In GW’s case he was an athlete and a super competitor.  Winning was in his blood and so to him it seemed very natural to begin his career in the highly competitive part of any business – Sales.   He quickly became successful, smashing targets and obliterating records he learned quickly how to win and keep wining.   In our first meetings he said “I had exchanged my track shoes for a black top business shoe, but secretly when I look down I can still see my running shoes.”  I knew right then that GW had defined himself as a competitor.  “It’s just you and the track and the time you have to beat, the other competitors are just noise.” he told me as he talked about his philosophy for winning.

Being a successful CEO is a team endeavour.

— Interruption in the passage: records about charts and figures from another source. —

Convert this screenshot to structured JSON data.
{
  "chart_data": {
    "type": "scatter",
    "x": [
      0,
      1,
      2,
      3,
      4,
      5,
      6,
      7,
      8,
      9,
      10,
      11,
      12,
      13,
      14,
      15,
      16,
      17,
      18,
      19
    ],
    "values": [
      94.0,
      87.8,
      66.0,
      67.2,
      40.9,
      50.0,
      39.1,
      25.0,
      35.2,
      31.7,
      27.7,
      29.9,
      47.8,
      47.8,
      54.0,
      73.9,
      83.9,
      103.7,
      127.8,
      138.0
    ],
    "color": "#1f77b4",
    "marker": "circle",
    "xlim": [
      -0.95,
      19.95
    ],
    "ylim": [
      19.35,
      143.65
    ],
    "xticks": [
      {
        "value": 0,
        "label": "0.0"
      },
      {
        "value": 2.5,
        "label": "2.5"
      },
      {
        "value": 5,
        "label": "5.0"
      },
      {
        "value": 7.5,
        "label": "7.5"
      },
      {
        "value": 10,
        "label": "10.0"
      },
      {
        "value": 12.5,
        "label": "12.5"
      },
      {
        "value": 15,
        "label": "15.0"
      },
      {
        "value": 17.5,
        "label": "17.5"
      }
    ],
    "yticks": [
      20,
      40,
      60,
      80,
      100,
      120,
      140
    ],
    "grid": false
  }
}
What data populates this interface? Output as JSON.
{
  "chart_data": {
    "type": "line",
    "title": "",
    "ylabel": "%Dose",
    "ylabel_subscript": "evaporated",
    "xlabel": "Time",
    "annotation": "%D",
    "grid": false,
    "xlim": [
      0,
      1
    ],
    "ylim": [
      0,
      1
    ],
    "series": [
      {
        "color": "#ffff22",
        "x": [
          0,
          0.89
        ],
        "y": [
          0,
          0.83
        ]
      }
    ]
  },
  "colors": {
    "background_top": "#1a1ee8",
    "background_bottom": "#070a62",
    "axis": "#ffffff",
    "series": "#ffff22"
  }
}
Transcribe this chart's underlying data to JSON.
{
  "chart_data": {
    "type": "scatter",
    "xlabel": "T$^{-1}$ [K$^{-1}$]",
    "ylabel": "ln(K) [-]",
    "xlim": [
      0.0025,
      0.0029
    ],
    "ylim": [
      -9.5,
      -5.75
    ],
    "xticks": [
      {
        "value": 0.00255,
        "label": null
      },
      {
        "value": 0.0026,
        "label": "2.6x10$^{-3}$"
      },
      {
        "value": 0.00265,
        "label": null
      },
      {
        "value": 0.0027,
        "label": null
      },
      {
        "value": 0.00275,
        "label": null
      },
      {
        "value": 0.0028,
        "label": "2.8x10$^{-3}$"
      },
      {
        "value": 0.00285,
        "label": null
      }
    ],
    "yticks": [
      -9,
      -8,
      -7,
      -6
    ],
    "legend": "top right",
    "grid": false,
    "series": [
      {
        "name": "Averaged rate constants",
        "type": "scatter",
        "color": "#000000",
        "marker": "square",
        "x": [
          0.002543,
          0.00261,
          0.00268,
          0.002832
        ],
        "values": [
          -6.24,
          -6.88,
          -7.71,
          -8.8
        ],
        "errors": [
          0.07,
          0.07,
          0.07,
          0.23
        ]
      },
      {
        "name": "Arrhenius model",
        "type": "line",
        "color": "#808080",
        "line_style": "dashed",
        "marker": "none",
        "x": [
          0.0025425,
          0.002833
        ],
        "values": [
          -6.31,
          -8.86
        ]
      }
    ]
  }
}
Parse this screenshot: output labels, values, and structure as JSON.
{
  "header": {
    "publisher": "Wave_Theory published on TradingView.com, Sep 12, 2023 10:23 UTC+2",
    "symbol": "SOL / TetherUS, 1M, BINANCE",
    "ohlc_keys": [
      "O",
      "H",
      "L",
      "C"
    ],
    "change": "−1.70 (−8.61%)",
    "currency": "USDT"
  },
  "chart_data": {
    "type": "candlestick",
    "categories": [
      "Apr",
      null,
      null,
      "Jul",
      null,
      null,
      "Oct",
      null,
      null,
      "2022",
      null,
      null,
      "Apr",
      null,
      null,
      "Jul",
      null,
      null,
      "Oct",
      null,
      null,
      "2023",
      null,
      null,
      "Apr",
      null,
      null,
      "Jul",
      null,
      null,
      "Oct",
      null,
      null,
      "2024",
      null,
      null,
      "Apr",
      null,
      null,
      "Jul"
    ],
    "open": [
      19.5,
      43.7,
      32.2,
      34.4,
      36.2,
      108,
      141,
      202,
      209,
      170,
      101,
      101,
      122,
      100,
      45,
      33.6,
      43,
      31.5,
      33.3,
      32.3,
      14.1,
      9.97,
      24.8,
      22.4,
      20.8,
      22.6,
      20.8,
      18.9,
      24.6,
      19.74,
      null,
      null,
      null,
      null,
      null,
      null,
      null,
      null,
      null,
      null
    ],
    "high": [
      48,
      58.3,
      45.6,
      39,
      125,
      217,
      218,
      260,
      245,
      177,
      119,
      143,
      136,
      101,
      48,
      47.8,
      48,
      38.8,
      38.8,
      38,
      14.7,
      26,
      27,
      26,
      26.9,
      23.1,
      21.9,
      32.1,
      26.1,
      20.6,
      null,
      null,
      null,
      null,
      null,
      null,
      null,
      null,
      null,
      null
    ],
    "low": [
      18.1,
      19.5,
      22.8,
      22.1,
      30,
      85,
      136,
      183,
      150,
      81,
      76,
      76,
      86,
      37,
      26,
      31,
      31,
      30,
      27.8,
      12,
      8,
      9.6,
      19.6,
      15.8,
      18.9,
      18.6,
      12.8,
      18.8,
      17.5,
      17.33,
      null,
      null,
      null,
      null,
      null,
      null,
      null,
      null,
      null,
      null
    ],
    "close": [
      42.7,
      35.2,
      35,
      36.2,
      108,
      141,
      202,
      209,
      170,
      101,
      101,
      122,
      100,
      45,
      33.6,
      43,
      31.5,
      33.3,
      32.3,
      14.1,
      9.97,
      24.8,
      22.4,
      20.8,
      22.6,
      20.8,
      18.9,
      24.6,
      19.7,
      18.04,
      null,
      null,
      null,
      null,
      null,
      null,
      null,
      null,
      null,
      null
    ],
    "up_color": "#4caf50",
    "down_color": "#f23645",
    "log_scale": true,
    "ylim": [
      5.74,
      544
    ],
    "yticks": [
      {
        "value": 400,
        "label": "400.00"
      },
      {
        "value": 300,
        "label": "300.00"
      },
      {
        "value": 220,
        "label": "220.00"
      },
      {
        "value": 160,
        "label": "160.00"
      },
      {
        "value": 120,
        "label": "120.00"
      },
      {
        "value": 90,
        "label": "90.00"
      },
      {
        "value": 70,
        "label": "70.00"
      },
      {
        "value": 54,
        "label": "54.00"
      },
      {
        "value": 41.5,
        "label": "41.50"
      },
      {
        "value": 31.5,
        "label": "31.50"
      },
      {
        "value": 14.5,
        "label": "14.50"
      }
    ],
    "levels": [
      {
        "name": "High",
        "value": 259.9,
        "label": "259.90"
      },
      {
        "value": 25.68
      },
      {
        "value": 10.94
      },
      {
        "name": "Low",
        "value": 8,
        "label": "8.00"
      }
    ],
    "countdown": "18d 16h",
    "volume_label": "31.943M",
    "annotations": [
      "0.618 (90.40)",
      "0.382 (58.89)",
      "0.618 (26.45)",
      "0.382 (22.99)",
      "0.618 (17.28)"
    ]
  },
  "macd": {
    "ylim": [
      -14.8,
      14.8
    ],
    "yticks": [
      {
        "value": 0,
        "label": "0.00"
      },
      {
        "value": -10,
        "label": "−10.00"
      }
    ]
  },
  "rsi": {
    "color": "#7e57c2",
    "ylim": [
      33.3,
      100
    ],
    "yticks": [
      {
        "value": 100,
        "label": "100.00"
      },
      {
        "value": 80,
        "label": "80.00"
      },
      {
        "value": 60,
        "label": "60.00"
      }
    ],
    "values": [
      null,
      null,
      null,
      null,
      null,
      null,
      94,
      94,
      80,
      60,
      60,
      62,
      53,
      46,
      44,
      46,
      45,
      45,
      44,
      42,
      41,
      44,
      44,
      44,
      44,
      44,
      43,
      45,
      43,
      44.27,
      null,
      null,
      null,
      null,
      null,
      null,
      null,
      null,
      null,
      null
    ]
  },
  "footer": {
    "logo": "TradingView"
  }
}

GW was in his late 30’s when I was asked by his HR partner to meet him.  He already had a team of both sales people and engineering operations reporting to him.  The group’s senior management team had selected GW to become the next CEO of their European Business which was getting ready to IPO.   The challenge as they saw it – “he is a great producer, but he doesn’t seem to be able to bring the team with him.”

Successful coaching is a product of two things: the effort put in by the client and the willingness of the coach to challenge fearlessly.

 Changing behaviour requires introspection.

GW and I began our work.   We started with a session about goals and aspirations.  I wanted to learn what was important to GW and why it was important.   I had him share his career history and we discovered career anchors past and present.  To his surprise he had shifted from risk taking to security, an idea he found alien to his idea of self.   As we worked further, using various tools to provide more and more insight he began to discover his needs, his strengths and the changes he would need to make in order to realise his ambitions.

I would really like to tell you that is all worked out well without a hitch, but that would be a lie.   GW made changes slowly, he found the challenge of shifting to a new internal picture of himself overwhelming at times and his company eventually let him go before the IPO.

 Learning, adapting and Succeeding.

However, his story didn’t end there, after a Target session we identified 3 great opportunities and he was quickly snapped up by a competitor.  We continued to work together.   Over time GW began to trust his new leadership style. COMPETE was still a very key element of  GW’s leadership that he learned to re-purpose to help his team succeed.

Today GW is a CEO.  More importantly he is the kind of CEO he aspired to be, competitive, team-builder and still winning races, only now he is not wearing the running shoes, his people are.